Utaemon Ichikawa plays Tetsunosuke, an eccentric general practitioner in Edo who treats the city’s poor and elderly citizens for a nominal fee on an in-patient and out-patient basis. In addition to owning and operating a medical clinic he has a dōjō. Chiyonosuke Azuma is the ambitious new intern who’s convinced that working at Tetsunosuke’s low-cost clinic is beneath him. Azuma is typecast as Toei’s default prissy/stick-in-the-mud character but he’s very good as a doctor fresh out of school who learns that he does not in fact know it all. Utaemon made me laugh out loud. He has a goofy quality that I find irresistible. His female clientele in Drunken Sword feel the same way and throw themselves at him shamelessly.
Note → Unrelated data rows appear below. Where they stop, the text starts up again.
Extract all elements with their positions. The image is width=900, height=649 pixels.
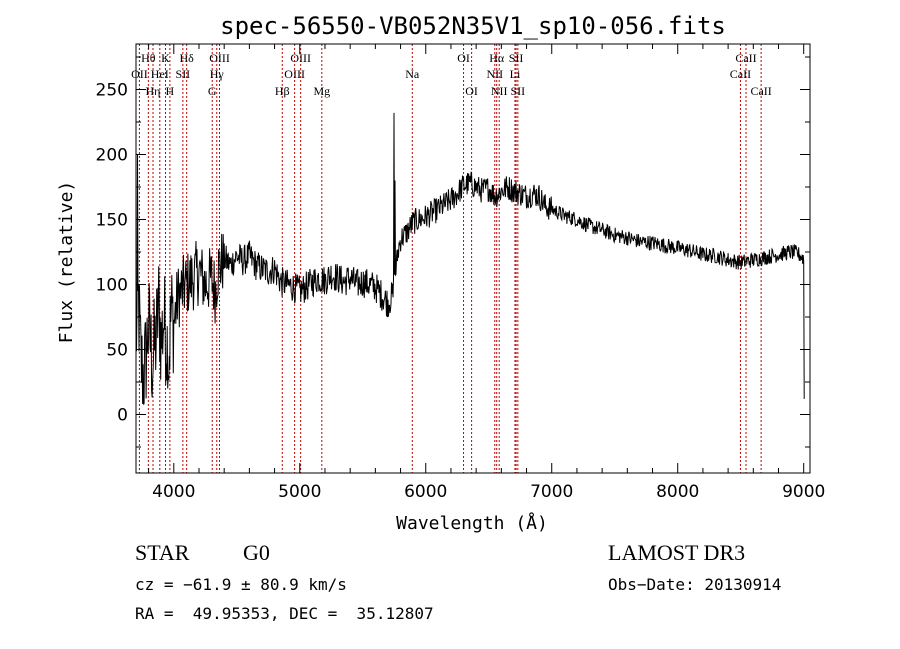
redshift-velocity: cz = −61.9 ± 80.9 km/s bbox=[135, 575, 347, 594]
y-tick-label: 200 bbox=[96, 146, 128, 166]
line-label: CaII bbox=[750, 84, 771, 98]
line-label: Mg bbox=[313, 84, 330, 98]
line-label: OI bbox=[465, 84, 478, 98]
line-label: Li bbox=[510, 67, 521, 81]
x-tick-label: 6000 bbox=[404, 482, 447, 502]
line-label: Hγ bbox=[210, 67, 225, 81]
object-class: STAR bbox=[135, 540, 190, 565]
line-label: OI bbox=[457, 51, 470, 65]
line-label: H bbox=[166, 84, 175, 98]
line-label: OII bbox=[131, 67, 148, 81]
y-axis-ticks: 0 50 100 150 200 250 bbox=[96, 56, 810, 448]
line-label: OIII bbox=[290, 51, 311, 65]
line-label: CaII bbox=[730, 67, 751, 81]
survey-name: LAMOST DR3 bbox=[608, 540, 746, 565]
line-label: Hα bbox=[489, 51, 505, 65]
y-axis-label: Flux (relative) bbox=[56, 181, 77, 344]
line-label: NII bbox=[491, 84, 508, 98]
ra-dec-coordinates: RA = 49.95353, DEC = 35.12807 bbox=[135, 604, 434, 623]
line-label: SII bbox=[176, 67, 191, 81]
line-label: HeI bbox=[151, 67, 169, 81]
line-label: OIII bbox=[284, 67, 305, 81]
y-tick-label: 50 bbox=[106, 341, 128, 361]
line-label: Hδ bbox=[179, 51, 194, 65]
observation-date: Obs−Date: 20130914 bbox=[608, 575, 782, 594]
x-axis-ticks: 4000 5000 6000 7000 8000 9000 bbox=[148, 44, 825, 502]
line-label: G bbox=[208, 84, 217, 98]
x-tick-label: 5000 bbox=[278, 482, 321, 502]
line-label: OIII bbox=[209, 51, 230, 65]
y-tick-label: 0 bbox=[117, 406, 128, 426]
y-tick-label: 100 bbox=[96, 276, 128, 296]
line-label: CaII bbox=[735, 51, 756, 65]
line-label: K bbox=[161, 51, 170, 65]
line-label: NII bbox=[486, 67, 503, 81]
line-label: SII bbox=[509, 51, 524, 65]
line-label: Hη bbox=[146, 84, 161, 98]
x-tick-label: 7000 bbox=[530, 482, 573, 502]
line-label: Na bbox=[405, 67, 420, 81]
plot-frame bbox=[135, 43, 811, 474]
x-tick-label: 4000 bbox=[152, 482, 195, 502]
object-subclass: G0 bbox=[243, 540, 270, 565]
emission-line-labels: Hθ OII Hη K HeI H Hδ SII OIII Hγ G Hβ OIII OIII Mg Na OI… bbox=[131, 51, 772, 98]
emission-line-markers bbox=[138, 44, 762, 473]
spectrum-series bbox=[135, 112, 805, 405]
y-tick-label: 250 bbox=[96, 81, 128, 101]
x-axis-label: Wavelength (Å) bbox=[396, 512, 548, 534]
y-tick-label: 150 bbox=[96, 211, 128, 231]
line-label: SII bbox=[511, 84, 526, 98]
chart-title: spec-56550-VB052N35V1_sp10-056.fits bbox=[220, 12, 726, 40]
x-tick-label: 8000 bbox=[656, 482, 699, 502]
x-tick-label: 9000 bbox=[782, 482, 825, 502]
line-label: Hβ bbox=[275, 84, 290, 98]
line-label: Hθ bbox=[141, 51, 156, 65]
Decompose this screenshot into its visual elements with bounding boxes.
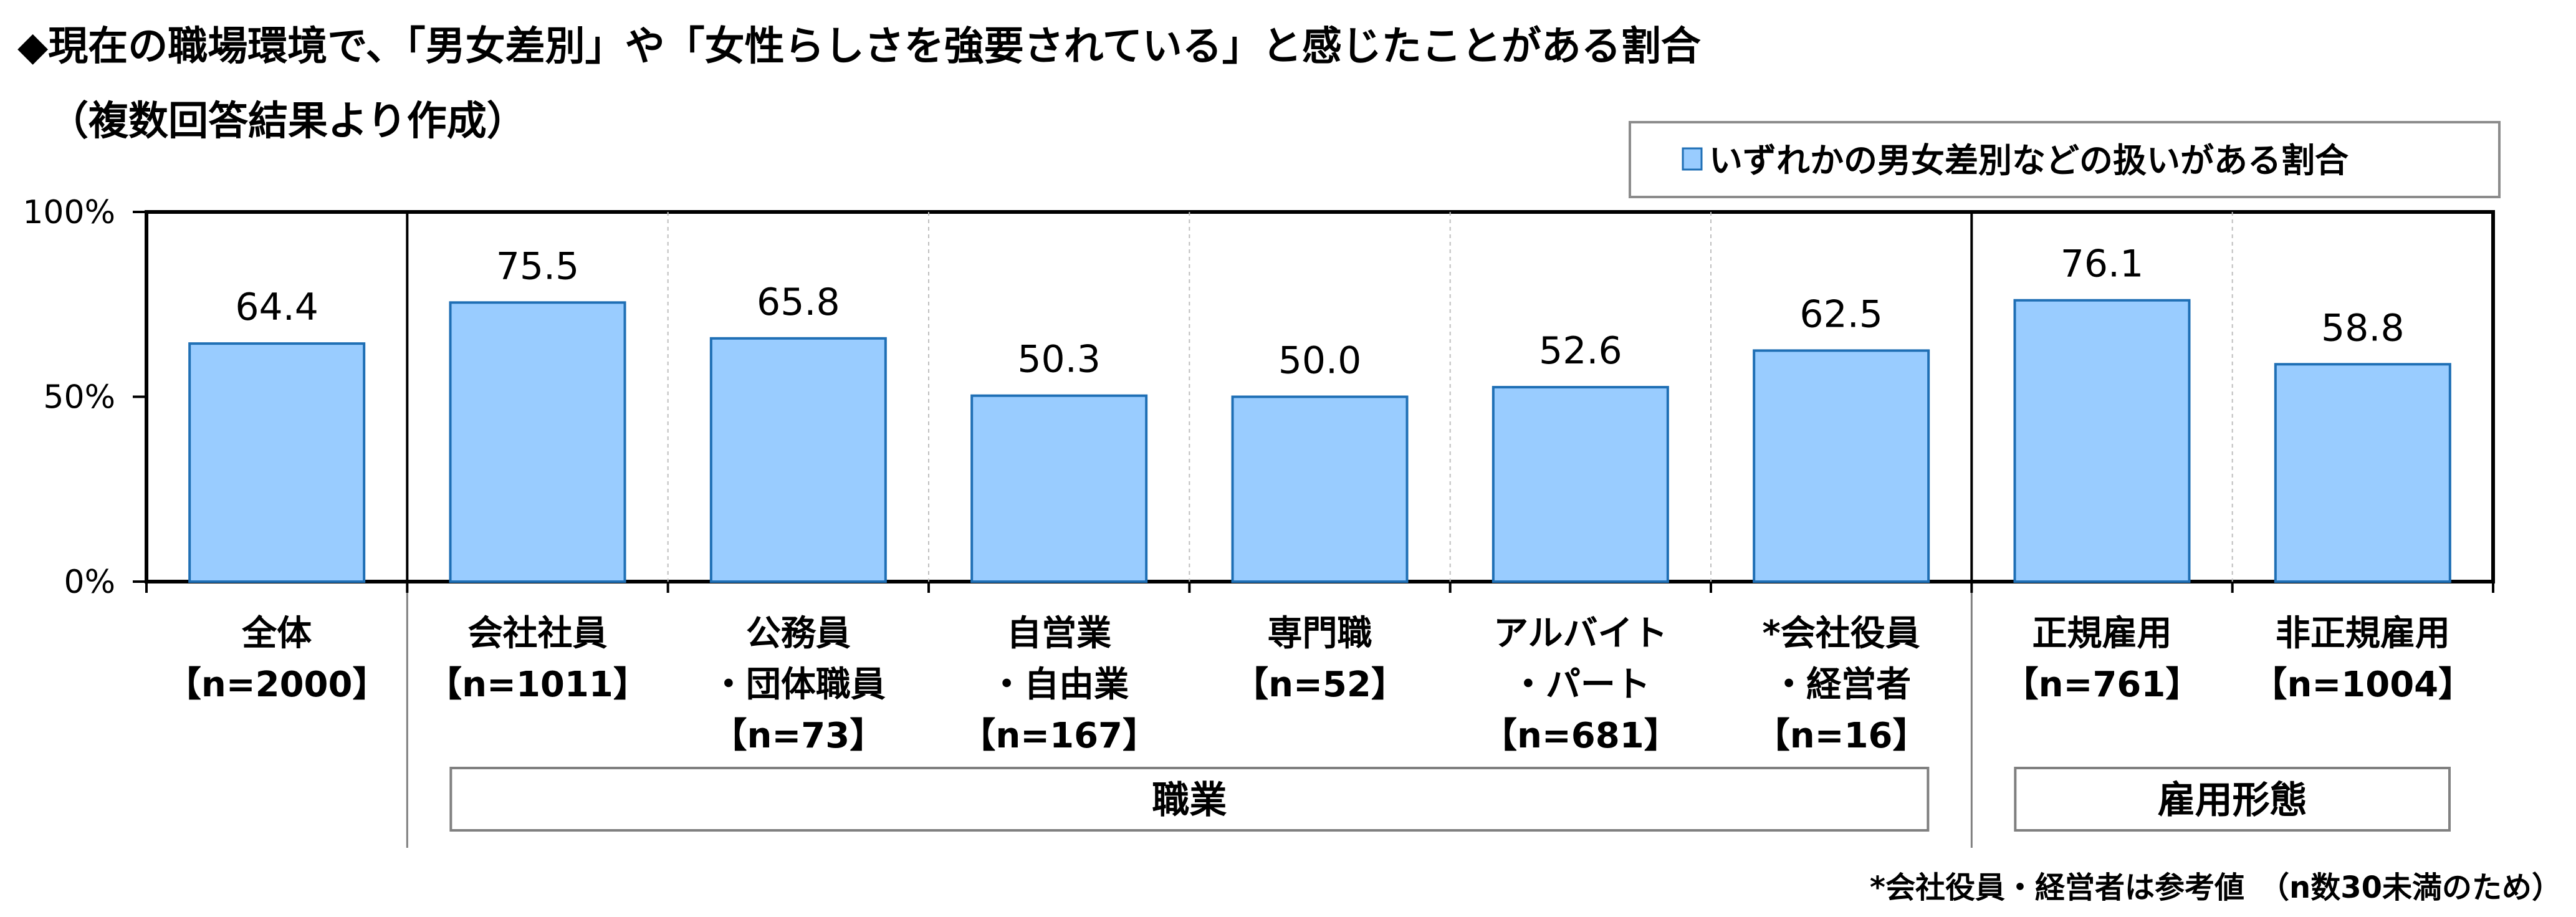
category-label: 【n=16】 [1755, 716, 1928, 756]
category-label: 【n=2000】 [166, 665, 388, 705]
legend-label: いずれかの男女差別などの扱いがある割合 [1709, 141, 2349, 180]
category-label: *会社役員 [1763, 613, 1920, 654]
group-box [2014, 767, 2451, 832]
category-label: 【n=1004】 [2253, 665, 2474, 705]
bar [709, 337, 887, 583]
bar [1753, 349, 1930, 583]
data-label: 62.5 [1799, 292, 1883, 336]
bar [1491, 386, 1669, 583]
chart-title: ◆現在の職場環境で、「男女差別」や「女性らしさを強要されている」と感じたことがあ… [17, 24, 1701, 70]
category-label: ・自由業 [989, 665, 1129, 705]
category-label: ・団体職員 [711, 665, 886, 705]
category-label: ・経営者 [1771, 665, 1911, 705]
category-label: 【n=761】 [2004, 665, 2201, 705]
legend-box [1629, 121, 2501, 198]
chart-subtitle: （複数回答結果より作成） [49, 98, 527, 145]
footnote: *会社役員・経営者は参考値 （n数30未満のため） [1870, 870, 2562, 905]
y-tick-label: 0% [64, 564, 116, 601]
category-label: 正規雇用 [2033, 613, 2172, 654]
category-label: 【n=73】 [712, 716, 884, 756]
data-label: 65.8 [757, 281, 840, 324]
bar [2274, 363, 2451, 583]
category-label: アルバイト [1493, 613, 1667, 654]
category-label: 【n=1011】 [427, 665, 648, 705]
data-label: 76.1 [2061, 242, 2144, 286]
data-label: 50.3 [1017, 338, 1101, 382]
y-tick-label: 50% [43, 379, 115, 416]
bar [2013, 299, 2191, 583]
category-label: 非正規雇用 [2276, 613, 2450, 654]
plot-area: 0% 50% 100% 64.4 全体【n=2000】 75.5 会社社員【n=1011】 6… [22, 194, 2495, 848]
legend: いずれかの男女差別などの扱いがある割合 [1629, 121, 2501, 198]
group-box [449, 767, 1930, 832]
bar [970, 394, 1148, 583]
category-label: 【n=681】 [1482, 716, 1679, 756]
category-label: 【n=167】 [960, 716, 1157, 756]
category-label: ・パート [1511, 665, 1650, 705]
category-label: 専門職 [1268, 613, 1372, 654]
legend-swatch [1682, 147, 1703, 171]
group-label: 職業 [1152, 779, 1227, 822]
category-label: 公務員 [746, 613, 851, 654]
bar [449, 301, 626, 583]
data-label: 58.8 [2321, 306, 2405, 350]
group-label: 雇用形態 [2158, 779, 2307, 822]
data-label: 52.6 [1539, 329, 1622, 373]
data-label: 50.0 [1278, 339, 1362, 383]
bar [188, 342, 366, 583]
category-label: 会社社員 [468, 613, 608, 654]
bar [1231, 395, 1409, 583]
data-label: 75.5 [496, 244, 580, 288]
category-label: 【n=52】 [1233, 665, 1406, 705]
data-label: 64.4 [235, 286, 318, 329]
category-label: 全体 [241, 613, 312, 654]
category-label: 自営業 [1007, 613, 1111, 654]
y-tick-label: 100% [22, 194, 115, 231]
Doctor with a dōjō: Utaemon Ichikawa
© Toei Company, Ltd.

On top of having to deal with a prickly new apprentice and thirsty female patients Tetsunosuke has also pissed off the local yakuza as well as the hoity-toity palace doctors, who want to force him out of business. They are essentially a cartel, and their services are available only to those who can afford their exorbitant fees. Tetsunosuke threatens their for-profit business model and has to be taken down. The rich doctors and the gangsters are two sides of the same coin, corrupt and driven by greed.

Tetsunosuke (Utaemon Ichikawa), about to enact some healthcare reform
© Toei Company, Ltd.

This is an Utaemon Ichikawa vehicle which means there are going to be multiple sword-fighting scenes, and good ones at that. Utaemon faces off against a sinister rōnin played by Jūshirō Konoe, who appears to have been immersed in a vat of industrial-strength bronzer. His fencing is first-class, however, and he’s more than a match for Utaemon, who has a great drunken duel with him.

Jūshirō Konoe as the evil rōnin with an apparent addiction to self-tanner
© Toei Company, Ltd.

The tone is all over the place, ranging from serious to zany. Some of Drunken Sword‘s comedic scenes haven’t worn well since 1962. Even so, everything moves along at a sprightly pace and the unfunny moments don’t last long. Also worth noting is that the character of a young woman in-patient afflicted with mental illness is depicted with greater humanity and sympathy here than in Kurosawa’s film. She appears to be suffering from what we would now recognize as PTSD. Before the end of the movie she is on the road to recovery thanks to Tetsunosuke’s compassionate treatment. He’s one of those ideal physicians who seem to exist solely on film and television, although he’s the first I’ve seen with his own dōjō. Maybe we should get back to that.

Eihō Hirezaki (1880 – 1968): Fighting Lesson

Drunken Sword is not available on DVD. A fairly decent print with English subtitles is here.